Pastor David Walls and others at First Congregational Church wanted nothing to do with the Islamic Call to Prayers portion of the performance. They said they did not want to offend their congregation and military veterans they planned to honor, church leaders said.
The 180-member choir was told the day before the concert about the change, although they'd been forewarned about a difference of opinion. No one took the jolt harder than Alya Nadji, 16, a Muslim and member of the Traverse City West High School Chorale.
Alya tried to keep singing during the rehearsal, but couldn't compose herself. She ran to the bathroom sobbing. "I felt like I wasn't being treated equal ... I felt that I was unwelcome and that I didn't belong any place near there," said Alya, a junior.
The performance of "The Armed Man: A Mass for Peace" is sung atop a video that depicts graphic war scenes and ends with different faiths drawn together in peace. Church leaders made the decision to censor the prayer three weeks ago.

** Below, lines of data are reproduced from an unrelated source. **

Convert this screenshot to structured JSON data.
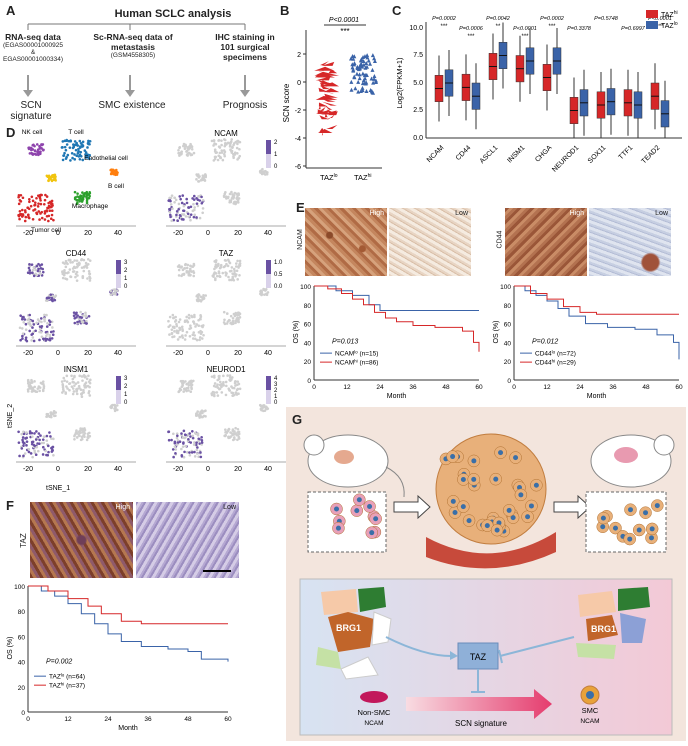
{
  "panelA": {
    "letter": "A",
    "title": "Human SCLC analysis",
    "cols": [
      {
        "head": "RNA-seq data",
        "sub1": "(EGAS00001000925 &",
        "sub2": "EGAS00001000334)",
        "result": "SCN signature"
      },
      {
        "head": "Sc-RNA-seq data of",
        "head2": "metastasis",
        "sub1": "(GSM4558305)",
        "sub2": "",
        "result": "SMC existence"
      },
      {
        "head": "IHC staining in",
        "head2": "101 surgical",
        "head3": "specimens",
        "sub1": "",
        "sub2": "",
        "result": "Prognosis"
      }
    ]
  },
  "panelB": {
    "letter": "B",
    "ylabel": "SCN score",
    "pvalue": "P<0.0001",
    "stars": "***",
    "groups": [
      "TAZ",
      "TAZ"
    ],
    "group_sup": [
      "lo",
      "hi"
    ],
    "yticks": [
      "2",
      "0",
      "-2",
      "-4",
      "-6"
    ]
  },
  "panelC": {
    "letter": "C",
    "ylabel": "Log2(FPKM+1)",
    "legend": [
      {
        "label": "TAZ",
        "sup": "hi",
        "color": "#d62728"
      },
      {
        "label": "TAZ",
        "sup": "lo",
        "color": "#3a63a8"
      }
    ],
    "genes": [
      "NCAM",
      "CD44",
      "ASCL1",
      "INSM1",
      "CHGA",
      "NEUROD1",
      "SOX11",
      "TTF1",
      "TEAD2"
    ],
    "pvalues": [
      "P=0.0002",
      "P=0.0006",
      "P=0.0042",
      "P<0.0001",
      "P=0.0002",
      "P=0.3378",
      "P=0.5748",
      "P=0.6997",
      "P<0.0001"
    ],
    "stars": [
      "***",
      "***",
      "**",
      "***",
      "***",
      "",
      "",
      "",
      "***"
    ],
    "yticks": [
      "10.0",
      "7.5",
      "5.0",
      "2.5",
      "0.0"
    ]
  },
  "panelD": {
    "letter": "D",
    "cluster_labels": [
      "NK cell",
      "T cell",
      "Endothelial cell",
      "B cell",
      "Macrophage",
      "Tumor cell"
    ],
    "maps": [
      {
        "title": "NCAM",
        "scale": [
          "2",
          "1",
          "0"
        ]
      },
      {
        "title": "CD44",
        "scale": [
          "3",
          "2",
          "1",
          "0"
        ]
      },
      {
        "title": "TAZ",
        "scale": [
          "1.0",
          "0.5",
          "0.0"
        ]
      },
      {
        "title": "INSM1",
        "scale": [
          "3",
          "2",
          "1",
          "0"
        ]
      },
      {
        "title": "NEUROD1",
        "scale": [
          "4",
          "3",
          "2",
          "1",
          "0"
        ]
      }
    ],
    "xticks": [
      "-20",
      "0",
      "20",
      "40"
    ],
    "axis1": "tSNE_1",
    "axis2": "tSNE_2"
  },
  "panelE": {
    "letter": "E",
    "left": {
      "stain": "NCAM",
      "high": "High",
      "low": "Low",
      "p": "P=0.013",
      "ylabel": "OS (%)",
      "xlabel": "Month",
      "legend": [
        {
          "label": "NCAM",
          "sup": "lo",
          "n": "(n=15)"
        },
        {
          "label": "NCAM",
          "sup": "hi",
          "n": "(n=86)"
        }
      ]
    },
    "right": {
      "stain": "CD44",
      "high": "High",
      "low": "Low",
      "p": "P=0.012",
      "ylabel": "OS (%)",
      "xlabel": "Month",
      "legend": [
        {
          "label": "CD44",
          "sup": "lo",
          "n": "(n=72)"
        },
        {
          "label": "CD44",
          "sup": "hi",
          "n": "(n=29)"
        }
      ]
    },
    "yticks": [
      "100",
      "80",
      "60",
      "40",
      "20",
      "0"
    ],
    "xticks": [
      "0",
      "12",
      "24",
      "36",
      "48",
      "60"
    ]
  },
  "panelF": {
    "letter": "F",
    "stain": "TAZ",
    "high": "High",
    "low": "Low",
    "p": "P=0.002",
    "ylabel": "OS (%)",
    "xlabel": "Month",
    "legend": [
      {
        "label": "TAZ",
        "sup": "lo",
        "n": "(n=64)"
      },
      {
        "label": "TAZ",
        "sup": "hi",
        "n": "(n=37)"
      }
    ],
    "yticks": [
      "100",
      "80",
      "60",
      "40",
      "20",
      "0"
    ],
    "xticks": [
      "0",
      "12",
      "24",
      "36",
      "48",
      "60"
    ]
  },
  "panelG": {
    "letter": "G",
    "brg1": "BRG1",
    "taz": "TAZ",
    "nonsmc": "Non-SMC",
    "nonsmc_sub": "NCAM",
    "smc": "SMC",
    "smc_sub": "NCAM",
    "signature": "SCN signature"
  },
  "colors": {
    "red": "#d62728",
    "blue": "#3a63a8",
    "purple": "#6a5acd",
    "pink_bg": "#f6e3dc"
  }
}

Choral director Jeffrey Cobb was aware of the church’s position, but hoped to avoid a controversy and believed a compromise would be worked out. But the church stood firm.
The church's decision to ban the prayer sparked protests by choir and community members. Northwestern Michigan College officials said the college would withdraw as an official supporter of the event.
Doug Bishop, vice president of the church council, agreed with Walls and does not consider the decision a form of intolerance.
"From a Christian viewpoint, a Christian's acceptance of other people's rights have nothing to do with requiring their views to be espoused from your pulpit," he said.
Kamran Memon, president of the Chicago-based Muslims for Safe America, countered that many Muslim Americans are veterans, too. An estimated 20,000 Muslim Americans serve in the U.S. military, he said.
"American soldiers have fought and died side-by-side with Afghan and Iraqi troops fighting against a common enemy," he said.
He said the matter could have been handled better.
Details for this story were provided by The Record-Eagle in North Andover, Mass.